On comprend bien que le candidat à l’élection présidentielle postule, plus ou moins explicitement, pour l’existence d’une nature, d’un sentiment inné, qu’il faudrait alors détecter pour éradiquer définitivement de la société les individus qui en seraient porteurs.

C’est un débat très classique que d’interroger la notion de nature humaine.

Existe-t-il des êtres naturellement bons, et des êtres naturellement mauvais ? La question est toujours posée, les réponses évidemment divergent selon les courants philosophiques. Et l’on perçoit bien qu’elle pose également celle de savoir ce qui est bon et ce qui est mauvais.

Rousseau avait posé le postulat que l’homme naissait bon, et que la société le corrompait : il y avait donc un substrat originel de très bonne qualité, doté de toutes les qualités, que la vie en société allait lentement altéré, dénaturé, pour conduire l’homme à nuire à ses semblables.

La solution roussauiste consistait individuellement à vivre à l’écart de la société corruptrice (Voltaire y verra la manifestation de la méchanceté du citoyen genevois), et collectivement dans l’institution d’un nouveau contrat social, censé permettre l’épanouissement d’une nouvelle collectivité.

Le contrat social n’ayant pas tenu toutes ses promesses, il nous faut donc vivre en société, à la merci des méchantes gens, et au risque de corrompre toute la bonté que la Divine Providence a pu déposer en nous.

Si l’on peut se contempler soi-même avec satisfaction (comme semble le faire Monsieur SARKOZY qui déclare n’avoir jamais été tenté par le viol d’un enfant de trois ans), il faut absolument faire l’impasse sur toutes les théories psychologiques du XXème siècle, qui pourrait nuire à cette admiration narcissique.

La psychanalyse en effet a porté un coup brutal à la notion de nature humaine, en procédant à son éclatement radical en trois instances redoutables, le ça, le moi et le surmoi.

Pour faire simple, on rappellera ici, de manière très schématique, que le moi peut être considéré comme la conscience, tournée vers le monde extérieur, que le surmoi constitue l’ensemble des normes imposées par la société (à haute teneur morale), et que le sombre ça constitue l’élément le plus riche de la psyché, que le vulgaire appellerait volontiers l’inconscient.

Ce retour aux sources de la psychanalyse nous permet de voir que Monsieur SARKOZY raisonne comme un bon bourgeois du XVIIème siècle, intimement persuadé se connaître lui-même par la contemplation de sa raison raisonnante.

Monsieur SARKOZY semble donc avoir renoncé à son ça, bien que ce dernier semble s’exprimer parfois par des mouvements compulsifs (le petit mouvement d’épaule qui caractérise notre ancien ministre de l’intérieur).

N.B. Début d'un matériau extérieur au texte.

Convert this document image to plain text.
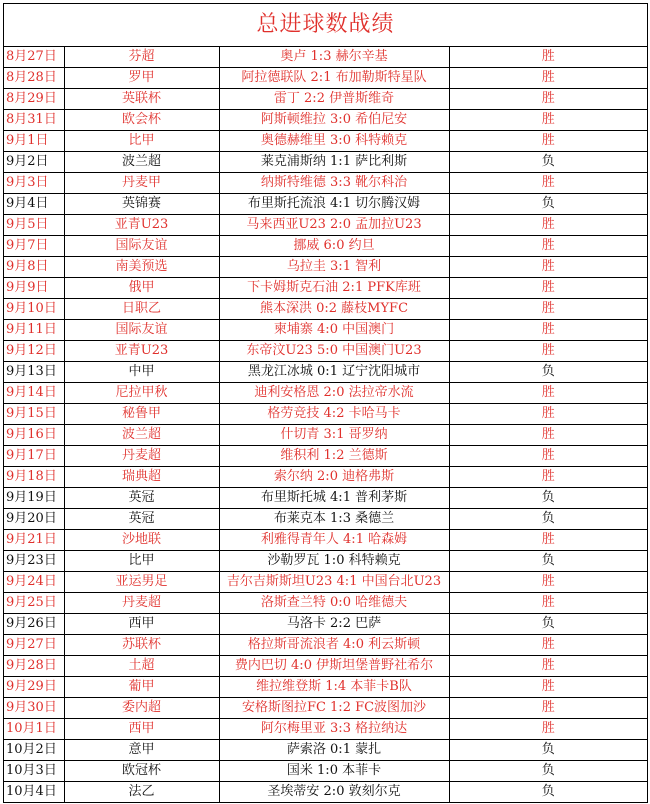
总进球数战绩
8月27日	芬超	奥卢 1:3 赫尔辛基	胜
8月28日	罗甲	阿拉德联队 2:1 布加勒斯特星队	胜
8月29日	英联杯	雷丁 2:2 伊普斯维奇	胜
8月31日	欧会杯	阿斯顿维拉 3:0 希伯尼安	胜
9月1日	比甲	奥德赫维里 3:0 科特赖克	胜
9月2日	波兰超	莱克浦斯纳 1:1 萨比利斯	负
9月3日	丹麦甲	纳斯特维德 3:3 靴尔科治	胜
9月4日	英锦赛	布里斯托流浪 4:1 切尔腾汉姆	负
9月5日	亚青U23	马来西亚U23 2:0 孟加拉U23	胜
9月7日	国际友谊	挪威 6:0 约旦	胜
9月8日	南美预选	乌拉圭 3:1 智利	胜
9月9日	俄甲	下卡姆斯克石油 2:1 PFK库班	胜
9月10日	日职乙	熊本深洪 0:2 藤枝MYFC	胜
9月11日	国际友谊	柬埔寨 4:0 中国澳门	胜
9月12日	亚青U23	东帝汶U23 5:0 中国澳门U23	胜
9月13日	中甲	黑龙江冰城 0:1 辽宁沈阳城市	负
9月14日	尼拉甲秋	迪利安格恩 2:0 法拉帝水流	胜
9月15日	秘鲁甲	格劳竞技 4:2 卡哈马卡	胜
9月16日	波兰超	什切青 3:1 哥罗纳	胜
9月17日	丹麦超	维积利 1:2 兰德斯	胜
9月18日	瑞典超	索尔纳 2:0 迪格弗斯	胜
9月19日	英冠	布里斯托城 4:1 普利茅斯	负
9月20日	英冠	布莱克本 1:3 桑德兰	负
9月21日	沙地联	利雅得青年人 4:1 哈森姆	胜
9月23日	比甲	沙勒罗瓦 1:0 科特赖克	负
9月24日	亚运男足	吉尔吉斯斯坦U23 4:1 中国台北U23	胜
9月25日	丹麦超	洛斯查兰特 0:0 哈维德夫	胜
9月26日	西甲	马洛卡 2:2 巴萨	负
9月27日	苏联杯	格拉斯哥流浪者 4:0 利云斯顿	胜
9月28日	土超	费内巴切 4:0 伊斯坦堡普野社希尔	胜
9月29日	葡甲	维拉维登斯 1:4 本菲卡B队	胜
9月30日	委内超	安格斯图拉FC 1:2 FC波图加沙	胜
10月1日	西甲	阿尔梅里亚 3:3 格拉纳达	胜
10月2日	意甲	萨索洛 0:1 蒙扎	负
10月3日	欧冠杯	国米 1:0 本菲卡	负
10月4日	法乙	圣埃蒂安 2:0 敦刻尔克	负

Mais il est une certitude, c’est que Monsieur SARKOZY n’hésite pas à prendre son moi comme critère de normalité : en effet, se contemplant, intus et in cute, il n’hésite pas à affirmer que le désir sexuel qui pourrait éprouver un adulte pour un enfant est anormal (il faut le remercier pour cette découverte…), notamment parce que lui-même n’a jamais éprouvé une telle pulsion.

Mais il nous sera permis de nous interroger sur la normalité de Monsieur SARKOZY : que chacun se recueille en lui-même, et qu’il dise, avec honnêteté, s’il est normal qu’un homme puisse désirer, avec autant de passion, avec autant d’acharnement, devenir président de la République.

Nul ne constatera qu’il s’agit d’une passion singulière, partagée par un nombre extrêmement réduit d’individus, et l’on peut se demander si une telle ambition relève de l’inné ou de l’acquis ?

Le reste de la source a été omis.